Strength training prior to muscle injury potentiates low-level laser therapy (LLLT)-induced muscle regeneration.

Written by CYBERMED LIFE NEWS
Abstract Title:

Strength training prior to muscle injury potentiates low-level laser therapy (LLLT)-induced muscle regeneration.

Abstract Source:

Lasers Med Sci. 2017 Feb ;32(2):317-325. Epub 2016 Dec 1. PMID: 27909917

Abstract Author(s):

Samuel Rodrigues Lourenço Morais, Alexandre Ginei Goya, Úrsula Urias, Paulo Roberto Jannig, Aline Villa Nova Bacurau, Wagner Garcez Mello, Paula Lazilha Faleiros, Sandra Helena Penha Oliveira, Valdir Gouveia Garcia, Edilson Ervolino, Patricia Chakur Brum, Rita Cássia Menegati Dornelles

Article Affiliation:

Samuel Rodrigues Lourenço Morais

Abstract:

We evaluated whether strength training (ST) performed prior to skeletal muscle cryolesion would act as a preconditioning, improving skeletal muscle regeneration and responsiveness to low-level laser therapy (LLLT). Wistar rats were randomly assigned into non-exercised (NE), NE plus muscle lesion (NE + LE), NE + LE plus LLLT (NE + LE + LLLT), strength training (ST), ST + LE, and ST + LE + LLLT. The animals performed 10 weeks of ST (climbing ladder; 3× week; 80% overload). Forty-eight hours after the last ST session, tibialis anterior (TA) cryolesion was induced andLLLT (InGaAlP, 660 nm, 0.035 W, 4.9 J/cm(2)/point, 3 points, spot light 0.028 cm(2), 14 J/cm(2)) initiated and conducted daily for 14 consecutive days.

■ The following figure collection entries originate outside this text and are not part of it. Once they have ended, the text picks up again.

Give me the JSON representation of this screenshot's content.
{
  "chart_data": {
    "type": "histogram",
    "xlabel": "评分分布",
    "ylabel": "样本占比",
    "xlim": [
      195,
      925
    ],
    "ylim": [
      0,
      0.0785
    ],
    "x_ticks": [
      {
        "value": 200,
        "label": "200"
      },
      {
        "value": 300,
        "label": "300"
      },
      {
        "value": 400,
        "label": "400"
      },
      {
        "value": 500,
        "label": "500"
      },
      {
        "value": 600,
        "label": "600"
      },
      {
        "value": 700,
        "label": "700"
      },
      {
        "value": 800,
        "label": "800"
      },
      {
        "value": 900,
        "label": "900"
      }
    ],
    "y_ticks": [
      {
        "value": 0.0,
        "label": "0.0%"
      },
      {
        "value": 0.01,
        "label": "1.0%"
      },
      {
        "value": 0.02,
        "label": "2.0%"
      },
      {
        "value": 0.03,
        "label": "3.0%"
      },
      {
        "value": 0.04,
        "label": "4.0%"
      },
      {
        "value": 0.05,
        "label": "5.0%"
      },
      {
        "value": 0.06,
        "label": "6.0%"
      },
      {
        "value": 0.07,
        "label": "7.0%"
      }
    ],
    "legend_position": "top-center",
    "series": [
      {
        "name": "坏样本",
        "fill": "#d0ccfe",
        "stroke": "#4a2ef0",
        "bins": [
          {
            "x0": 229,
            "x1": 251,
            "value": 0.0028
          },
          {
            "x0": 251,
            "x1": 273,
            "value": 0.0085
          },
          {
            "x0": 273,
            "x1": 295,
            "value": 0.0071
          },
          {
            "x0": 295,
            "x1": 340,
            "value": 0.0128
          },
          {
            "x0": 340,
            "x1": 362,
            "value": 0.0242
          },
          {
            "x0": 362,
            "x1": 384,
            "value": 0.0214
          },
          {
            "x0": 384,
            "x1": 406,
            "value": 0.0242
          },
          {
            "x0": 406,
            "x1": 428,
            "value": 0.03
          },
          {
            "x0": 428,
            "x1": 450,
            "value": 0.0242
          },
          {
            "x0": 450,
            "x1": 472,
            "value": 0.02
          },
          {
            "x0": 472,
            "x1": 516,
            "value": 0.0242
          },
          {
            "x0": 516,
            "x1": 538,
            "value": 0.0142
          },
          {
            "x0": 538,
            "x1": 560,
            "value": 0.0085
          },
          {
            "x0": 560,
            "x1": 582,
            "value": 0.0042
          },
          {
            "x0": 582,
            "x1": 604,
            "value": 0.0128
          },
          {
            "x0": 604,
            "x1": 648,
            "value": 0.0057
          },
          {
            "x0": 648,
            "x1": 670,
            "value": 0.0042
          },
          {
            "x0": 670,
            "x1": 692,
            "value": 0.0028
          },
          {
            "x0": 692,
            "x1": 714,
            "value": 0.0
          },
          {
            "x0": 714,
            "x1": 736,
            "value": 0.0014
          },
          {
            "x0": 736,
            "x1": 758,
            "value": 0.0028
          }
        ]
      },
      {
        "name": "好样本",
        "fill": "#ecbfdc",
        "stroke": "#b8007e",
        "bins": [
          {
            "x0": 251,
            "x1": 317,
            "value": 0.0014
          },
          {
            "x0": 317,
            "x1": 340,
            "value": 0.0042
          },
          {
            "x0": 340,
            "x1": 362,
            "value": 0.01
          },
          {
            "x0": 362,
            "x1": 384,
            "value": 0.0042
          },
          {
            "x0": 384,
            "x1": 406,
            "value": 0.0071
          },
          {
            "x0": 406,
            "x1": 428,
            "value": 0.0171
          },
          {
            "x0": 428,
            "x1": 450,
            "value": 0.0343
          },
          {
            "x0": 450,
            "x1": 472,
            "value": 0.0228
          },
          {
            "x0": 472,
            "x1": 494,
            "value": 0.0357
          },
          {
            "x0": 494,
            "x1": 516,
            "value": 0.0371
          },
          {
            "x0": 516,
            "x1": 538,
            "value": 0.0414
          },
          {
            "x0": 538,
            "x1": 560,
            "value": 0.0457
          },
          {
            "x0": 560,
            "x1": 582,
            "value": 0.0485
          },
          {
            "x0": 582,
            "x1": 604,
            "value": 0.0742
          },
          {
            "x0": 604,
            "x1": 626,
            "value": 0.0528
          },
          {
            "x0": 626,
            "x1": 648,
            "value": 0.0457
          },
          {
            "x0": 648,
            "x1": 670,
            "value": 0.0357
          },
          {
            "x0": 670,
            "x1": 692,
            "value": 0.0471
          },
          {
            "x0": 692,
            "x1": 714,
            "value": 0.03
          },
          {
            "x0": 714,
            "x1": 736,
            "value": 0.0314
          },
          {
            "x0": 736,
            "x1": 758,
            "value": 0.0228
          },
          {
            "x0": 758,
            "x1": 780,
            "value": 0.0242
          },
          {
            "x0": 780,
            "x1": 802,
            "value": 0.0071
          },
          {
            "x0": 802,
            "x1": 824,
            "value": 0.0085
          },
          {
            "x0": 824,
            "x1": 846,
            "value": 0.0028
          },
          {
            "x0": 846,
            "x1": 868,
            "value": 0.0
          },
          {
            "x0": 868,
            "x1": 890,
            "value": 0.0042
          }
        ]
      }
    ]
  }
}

The difference between intergroups was assessed using Student's t test and intragroups by two-way analysis of variance. Cryolesion induced massive muscle degeneration associated with inflammatory infiltrate. Prior ST improved skeletal regeneration 14-days after cryolesion and potentiated the regenerative response to LLLT. Cryolesion induced increased TNF-α levels in both NE + LE and ST + LE groups. Both isolated ST and LLLT reduced TNF-α to control group levels; however, prior ST potentiated LLLT response. Both isolated ST and LLLT increased IL-10 levels with no additional effect. In contrast, increased TA IL-6 levels were restricted to ST and ST + LE + LLLT groups. TA myogenin mRNA levels were not changed by neither prior ST or ST + LLLT. Both prior ST and LLLT therapies increased MyoD mRNA levels and, interestingly, combined therapies potentiated this response. Myf5 mRNA levels were increased only in ST groups. Taken together, our data provides evidences for prior ST potentiating LLLT efficacy in promoting skeletal muscle regeneration.